Project: Using Deep Learning for Automatic Building Footprint Extraction from Satellite Imagery (Part 1)

Introduction

This is a computer vision and deep learning project that I did for my Machine Vision course as part of my Masters degree in Data Science. I was particularly excited by both the advances in deep learning and the increased accessibility of large-scale, high resolution satellite image datasets. The practical applications of successful building extraction from satellite images are far ranging and include many humanitarian applications such as population estimation, governance and city planning, planning vaccine distribution, and targeting financial aid and development resources [1] [2] [3]. The challenges facing the discipline are equally grand, and include the analysis of off-nadir imagery, accounting for seasonal variation in land cover, the diversity of building materials, size, and structure, and much more. In an attempt to close the gap between the recent advances made in deep computer vision models with the real-world applications of satellite image analysis, the organization, SpaceNet, conducts regular competitions for various urban feature extraction tasks using high quality commercial satellite data. In particular, the SpaceNet2 Challenge in 2017 made available a set of lightly preprocessed datasets covering four geographical locations for the task of building extraction. In this project, I use one of these datasets to train a U-net deep neural network to evaluate the model’s performance for building extraction.

Dataset

This training dataset contains 8-band orthophoto data over Khartoum, Sudan. Developing regions pose some unique challenges to building extraction. Buildings in developing regions are extremely diverse in appearance and building material, are often spaced in irregular intervals, and can be very closely packed together. Additionally, this dataset contains annotations for many sheds and small structures as buildings, which can greatly weight the performance of certain evaluation metrics. This data set covers 765 square kilometers and contains over 35,000 building annotations on both urban and rural land.

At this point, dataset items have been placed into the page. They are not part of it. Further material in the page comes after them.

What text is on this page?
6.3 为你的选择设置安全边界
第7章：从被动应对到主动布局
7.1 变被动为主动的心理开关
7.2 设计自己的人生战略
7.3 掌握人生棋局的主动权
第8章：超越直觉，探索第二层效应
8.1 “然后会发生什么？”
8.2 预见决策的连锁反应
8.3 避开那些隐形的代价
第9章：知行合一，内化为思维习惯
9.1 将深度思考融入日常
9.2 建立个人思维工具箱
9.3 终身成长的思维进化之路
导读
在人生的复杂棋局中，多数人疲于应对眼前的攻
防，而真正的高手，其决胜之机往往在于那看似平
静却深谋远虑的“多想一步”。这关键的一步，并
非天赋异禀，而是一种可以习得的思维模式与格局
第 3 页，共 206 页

As part of preprocessing, I extracted the red, green, and blue bands from each pan-sharpened image in the dataset. These pan-sharpened color images have a resolution on the ground of 30 cm, which is enables the identification of such small buildings. Additionally, the data set has complete coverage of the area of interest with no significant overlap in imaging and 0% cloud cover.

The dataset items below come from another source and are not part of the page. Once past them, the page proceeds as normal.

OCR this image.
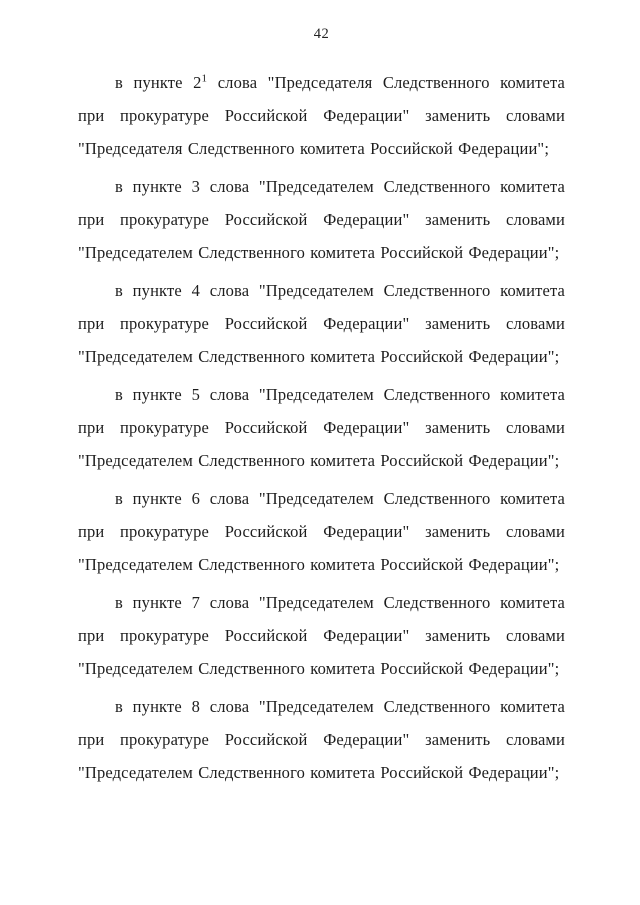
42

в пункте $2^1$ слова "Председателя Следственного комитета при прокуратуре Российской Федерации" заменить словами "Председателя Следственного комитета Российской Федерации";

в пункте 3 слова "Председателем Следственного комитета при прокуратуре Российской Федерации" заменить словами "Председателем Следственного комитета Российской Федерации";

в пункте 4 слова "Председателем Следственного комитета при прокуратуре Российской Федерации" заменить словами "Председателем Следственного комитета Российской Федерации";

в пункте 5 слова "Председателем Следственного комитета при прокуратуре Российской Федерации" заменить словами "Председателем Следственного комитета Российской Федерации";

в пункте 6 слова "Председателем Следственного комитета при прокуратуре Российской Федерации" заменить словами "Председателем Следственного комитета Российской Федерации";

в пункте 7 слова "Председателем Следственного комитета при прокуратуре Российской Федерации" заменить словами "Председателем Следственного комитета Российской Федерации";

в пункте 8 слова "Председателем Следственного комитета при прокуратуре Российской Федерации" заменить словами "Председателем Следственного комитета Российской Федерации";
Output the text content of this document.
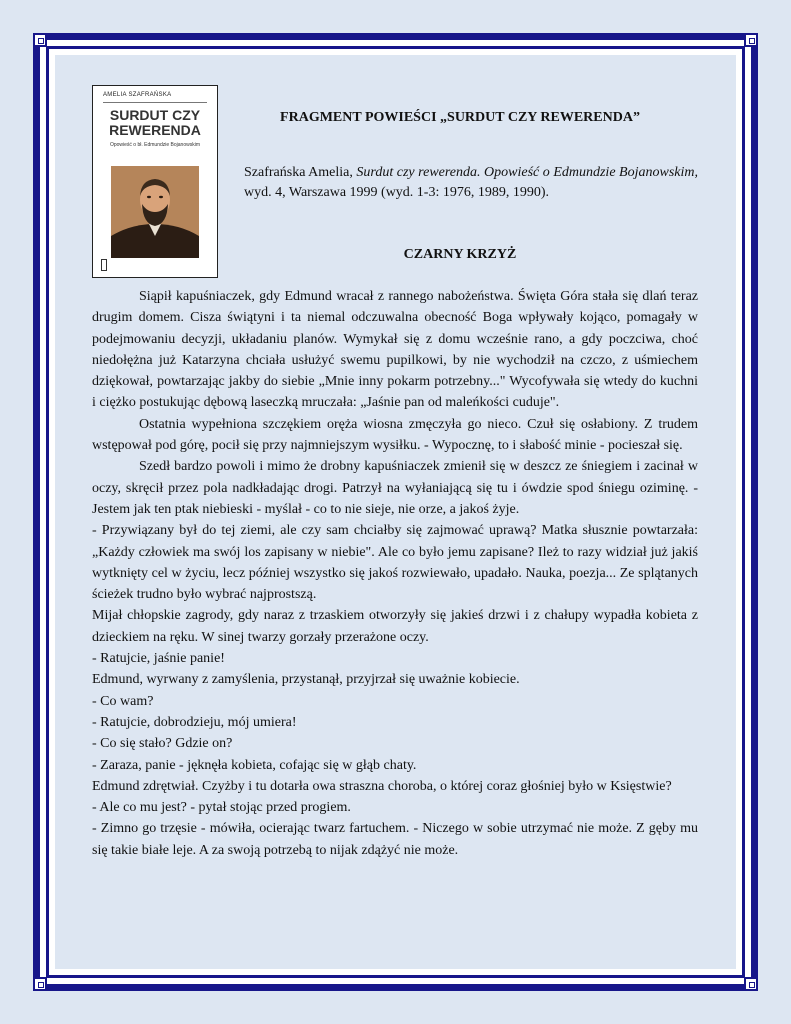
AMELIA SZAFRAŃSKA
SURDUT CZY
REWERENDA
Opowieść o bł. Edmundzie Bojanowskim
FRAGMENT POWIEŚCI „SURDUT CZY REWERENDA”
Szafrańska Amelia, Surdut czy rewerenda. Opowieść o Edmundzie Bojanowskim, wyd. 4, Warszawa 1999 (wyd. 1-3: 1976, 1989, 1990).
CZARNY KRZYŻ

Siąpił kapuśniaczek, gdy Edmund wracał z rannego nabożeństwa. Święta Góra stała się dlań teraz drugim domem. Cisza świątyni i ta niemal odczuwalna obecność Boga wpływały kojąco, pomagały w podejmowaniu decyzji, układaniu planów. Wymykał się z domu wcześnie rano, a gdy poczciwa, choć niedołężna już Katarzyna chciała usłużyć swemu pupilkowi, by nie wychodził na czczo, z uśmiechem dziękował, powtarzając jakby do siebie „Mnie inny pokarm potrzebny..." Wycofywała się wtedy do kuchni i ciężko postukując dębową laseczką mruczała: „Jaśnie pan od maleńkości cuduje".

Ostatnia wypełniona szczękiem oręża wiosna zmęczyła go nieco. Czuł się osłabiony. Z trudem wstępował pod górę, pocił się przy najmniejszym wysiłku. - Wypocznę, to i słabość minie - pocieszał się.

Szedł bardzo powoli i mimo że drobny kapuśniaczek zmienił się w deszcz ze śniegiem i zacinał w oczy, skręcił przez pola nadkładając drogi. Patrzył na wyłaniającą się tu i ówdzie spod śniegu oziminę. - Jestem jak ten ptak niebieski - myślał - co to nie sieje, nie orze, a jakoś żyje.

- Przywiązany był do tej ziemi, ale czy sam chciałby się zajmować uprawą? Matka słusznie powtarzała: „Każdy człowiek ma swój los zapisany w niebie". Ale co było jemu zapisane? Ileż to razy widział już jakiś wytknięty cel w życiu, lecz później wszystko się jakoś rozwiewało, upadało. Nauka, poezja... Ze splątanych ścieżek trudno było wybrać najprostszą.

Mijał chłopskie zagrody, gdy naraz z trzaskiem otworzyły się jakieś drzwi i z chałupy wypadła kobieta z dzieckiem na ręku. W sinej twarzy gorzały przerażone oczy.

- Ratujcie, jaśnie panie!

Edmund, wyrwany z zamyślenia, przystanął, przyjrzał się uważnie kobiecie.

- Co wam?

- Ratujcie, dobrodzieju, mój umiera!

- Co się stało? Gdzie on?

- Zaraza, panie - jęknęła kobieta, cofając się w głąb chaty.

Edmund zdrętwiał. Czyżby i tu dotarła owa straszna choroba, o której coraz głośniej było w Księstwie?

- Ale co mu jest? - pytał stojąc przed progiem.

- Zimno go trzęsie - mówiła, ocierając twarz fartuchem. - Niczego w sobie utrzymać nie może. Z gęby mu się takie białe leje. A za swoją potrzebą to nijak zdążyć nie może.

Sample satellite images and their annotation masks in yellow.

The yellow and black images are the building annotations for the corresponding satellite images. The images look a bit washed out because I extracted only 3 of the 8 color channels from the original satellite image. As part of preprocessing, I applied histogram localization with a kernel size of 50 pixels to increase the contrast of these images which had a marginal improvement on performance, but I suspect I could have improved performance even more by using all available color channels.

The images above also illustrate the diversity of roof types and building size that developing regions often contain. As I’ve mentioned, this is one of the core challenges for automatic building extraction in these regions.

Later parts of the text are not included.